普段私はフライドチキンをめったに口にしません。ですからこの一角に目が止まったのはまさに横山先生のお導き。本当に初めて目にしたんですよ。


Photo_12で、クイズ二枚目の写真、右端・花壇風コーナーのアップはこれです。
ご想像通り、実写版ジャイアントロボのフィギュアを使った模型屋さんの看板ですね。
いやー偶然とは怖ろしい。

思わず「マッシ(ここはあえてレコード歌詞で)」と叫ぼうかと(爆笑)。
もうお分かりでしょう。クイズタイトルであり、かの横山やすし師匠の名文句「オコるで!しかし!」とは、鉄人・Gロボ原作者、横山光輝先生と引っ掛けた「横山つながり」という訳です。ごめんなさい下手な引っ掛けで(涙)。

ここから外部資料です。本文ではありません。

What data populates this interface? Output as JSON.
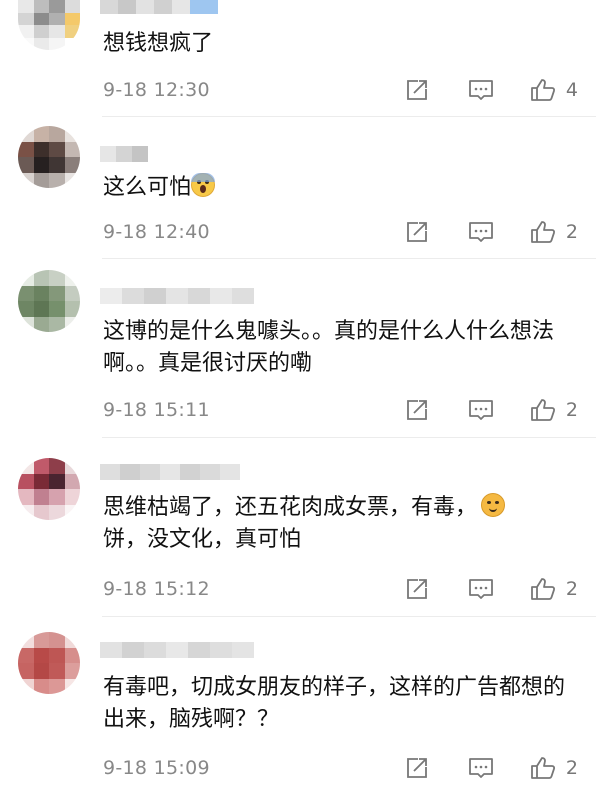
{
  "comments": [
    {
      "text": "想钱想疯了",
      "emoji": "",
      "time": "9-18 12:30",
      "likes": "4"
    },
    {
      "text": "这么可怕",
      "emoji": "scream-emoji",
      "time": "9-18 12:40",
      "likes": "2"
    },
    {
      "text": "这博的是什么鬼噱头。。真的是什么人什么想法啊。。真是很讨厌的嘞",
      "emoji": "",
      "time": "9-18 15:11",
      "likes": "2"
    },
    {
      "text_before": "思维枯竭了，还五花肉成女票，有毒，",
      "emoji": "cat-emoji",
      "text_after": "饼，没文化，真可怕",
      "time": "9-18 15:12",
      "likes": "2"
    },
    {
      "text": "有毒吧，切成女朋友的样子，这样的广告都想的出来，脑残啊？？",
      "emoji": "",
      "time": "9-18 15:09",
      "likes": "2"
    }
  ],
  "icons": {
    "repost": "repost-icon",
    "comment": "comment-icon",
    "like": "like-icon"
  },
  "colors": {
    "text": "#111111",
    "meta": "#888888",
    "icon": "#777777"
  }
}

考えてみるとアニメ版はともかく、原作版やこの実写版ジャイアントロボには前述の鉄人に見られるような「掴み手」のイメージがありませんね。
あのフィンガーミサイルのせいでしょうか。
実写版Gロボと言えばあの「指伸ばしミサイル発射」のイメージですもんね。その端正な顔立ち、またあの「ミサイル手」イメージが強すぎて、私はGロボには非常に実直、誠実な印象を受けます。
やっぱり手にはキャラクターの表情が出ますよねー。

「手は口ほどに物を言い」ってところでしょうか(笑)。


貧乏な私なんて、働けど働けど暮らしは楽にならず。